Calcul de la pension plus favorable, nouveaux trimestres pour les carrières longues, bonification dans la fonction publique. Depuis ce 1er septembre, plusieurs règles de retraite liées aux enfants évoluent.
Deux décrets publiés au Journal officiel le 31 juillet 2026 modifient plusieurs règles concernant la retraite des mères et les droits accordés au titre des enfants. Elles concernent principalement les femmes, dont les carrières restent davantage affectées par les interruptions d’activité, le temps partiel et les écarts de rémunération. L’enjeu n’est pas marginal. Fin 2024, la pension moyenne de droit direct des femmes résidant en France reste inférieure de 36 % à celle des hommes, selon les dernières données de la Drees. Cet écart reflète notamment des carrières moins rémunératrices et plus souvent interrompues.
Une ou deux mauvaises années pourront sortir du calcul
Premier changement pour la retraite des mères, le calcul de la pension devient plus favorable pour les parents bénéficiant de trimestres ou de bonifications au titre de leurs enfants.
Jusqu’à présent, dans les régimes où la retraite est calculée à partir des meilleures années de revenu, le salaire ou revenu annuel moyen était établi sur les 25 meilleures années. Désormais, ce calcul porte sur les 24 meilleures années pour un enfant et les 23 meilleures années à partir de deux enfants. Sont notamment concernés le régime général, les régimes agricoles et certains indépendants.
Concrètement, la mesure permet d’écarter du calcul une ou deux années de revenus plus faibles. Elle peut donc être particulièrement favorable aux femmes dont la carrière comporte des périodes de temps partiel, des interruptions ou une progression salariale importante. L’effet ne sera toutefois pas spectaculaire pour toutes. Selon les estimations gouvernementales rapportées par Le Monde, le gain moyen atteindrait environ 1 % de pension pour les femmes concernées, avec des écarts importants selon les parcours professionnels.
Les trimestres pour enfants peuvent désormais aider à partir en carrière longue
Deuxième évolution, les trimestres accordés au titre des enfants peuvent désormais être intégrés, dans certaines limites, au nombre de trimestres nécessaires pour bénéficier d’un départ anticipé pour carrière longue. Jusqu’ici, ces majorations n’entraient pas dans ce calcul. Jusqu’à deux trimestres liés aux enfants peuvent désormais être retenus.
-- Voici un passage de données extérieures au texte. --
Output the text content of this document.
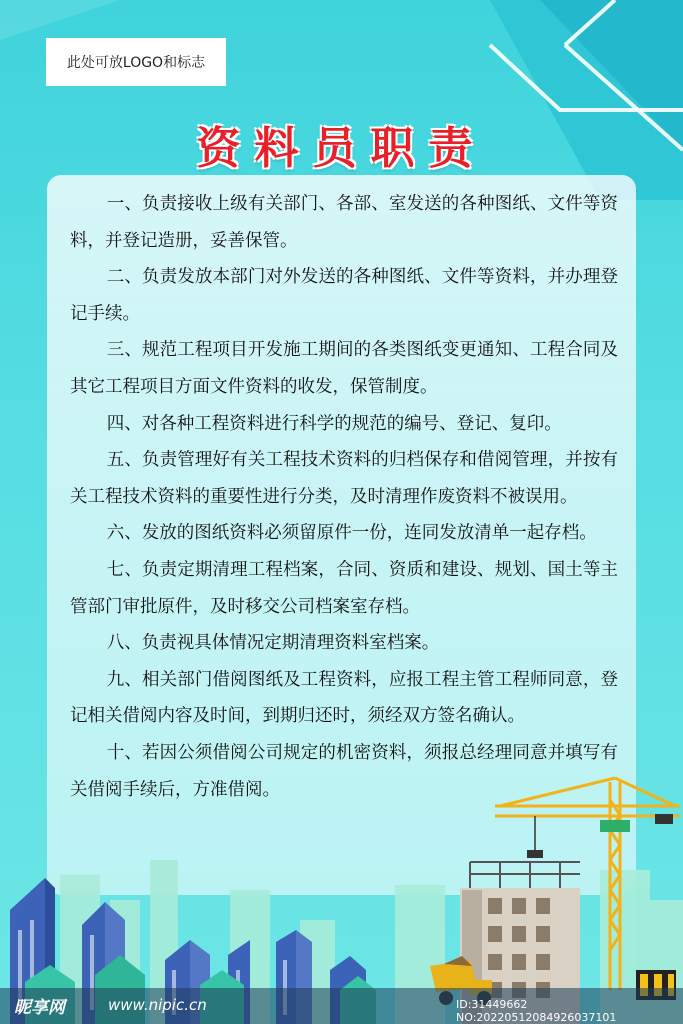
此处可放LOGO和标志
资料员职责

一、负责接收上级有关部门、各部、室发送的各种图纸、文件等资料，并登记造册，妥善保管。

二、负责发放本部门对外发送的各种图纸、文件等资料，并办理登记手续。

三、规范工程项目开发施工期间的各类图纸变更通知、工程合同及其它工程项目方面文件资料的收发，保管制度。

四、对各种工程资料进行科学的规范的编号、登记、复印。

五、负责管理好有关工程技术资料的归档保存和借阅管理，并按有关工程技术资料的重要性进行分类，及时清理作废资料不被误用。

六、发放的图纸资料必须留原件一份，连同发放清单一起存档。

七、负责定期清理工程档案，合同、资质和建设、规划、国土等主管部门审批原件，及时移交公司档案室存档。

八、负责视具体情况定期清理资料室档案。

九、相关部门借阅图纸及工程资料，应报工程主管工程师同意，登记相关借阅内容及时间，到期归还时，须经双方签名确认。

十、若因公须借阅公司规定的机密资料，须报总经理同意并填写有关借阅手续后，方准借阅。

昵享网	www.nipic.cn	ID:31449662 NO:20220512084926037101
Cette modification peut permettre à certaines femmes ayant commencé à travailler jeunes d’atteindre plus tôt la durée d’assurance nécessaire pour partir avant l’âge légal.
Elle ne crée cependant pas automatiquement un droit au départ anticipé. Les autres conditions du dispositif carrière longue restent applicables, notamment l’âge auquel l’activité professionnelle a commencé et le nombre de trimestres validés en début de carrière. Service-Public rappelle que le dispositif concerne les personnes ayant commencé à travailler avant 16, 18, 20 ou 21 ans, selon les situations.
Certaines majorations pour enfants pouvant également être attribuées aux pères, ces nouvelles règles ne sont pas exclusivement réservées aux femmes.
Une nouvelle bonification pour certaines fonctionnaires
Troisième changement, les femmes fonctionnaires bénéficient d’une nouvelle bonification d’un trimestre par enfant né à partir du 1er janvier 2004, à condition d’avoir accouché après leur recrutement dans la fonction publique. Le décret précise que ce trimestre est intégré aux droits à pension des fonctionnaires concernées. La mesure vaut également pour certaines ouvrières des établissements industriels de l’État.
Cette bonification doit améliorer le calcul de la pension de certaines mères fonctionnaires. Elle ne modifie en revanche pas les règles applicables aux enfants nés avant 2004.
Des mesures qui corrigent une partie seulement des inégalités
Ces nouvelles règles sur la retraite des mères prennent davantage en compte les conséquences de la maternité sur les carrières. alors qu’une partie importante des écarts se construit plusieurs décennies auparavant. En 2024, dans le secteur privé, le revenu salarial annuel moyen des femmes reste inférieur de 21,8 % à celui des hommes. Même à volume de travail identique, l’écart atteint encore 14 %, selon l’Insee. Le temps partiel plus fréquent chez les femmes et les écarts de salaire continuent ainsi de peser sur leurs droits futurs à la retraite.
Les nouvelles règles s’appliquent aux pensions prenant effet à compter du 1er septembre 2026. Les personnes proches d’un départ à la retraite, en particulier celles susceptibles de relever du dispositif carrière longue, peuvent vérifier leur situation auprès de leur caisse de retraite ou via les simulateurs officiels d’Info Retraite et de l’Assurance retraite.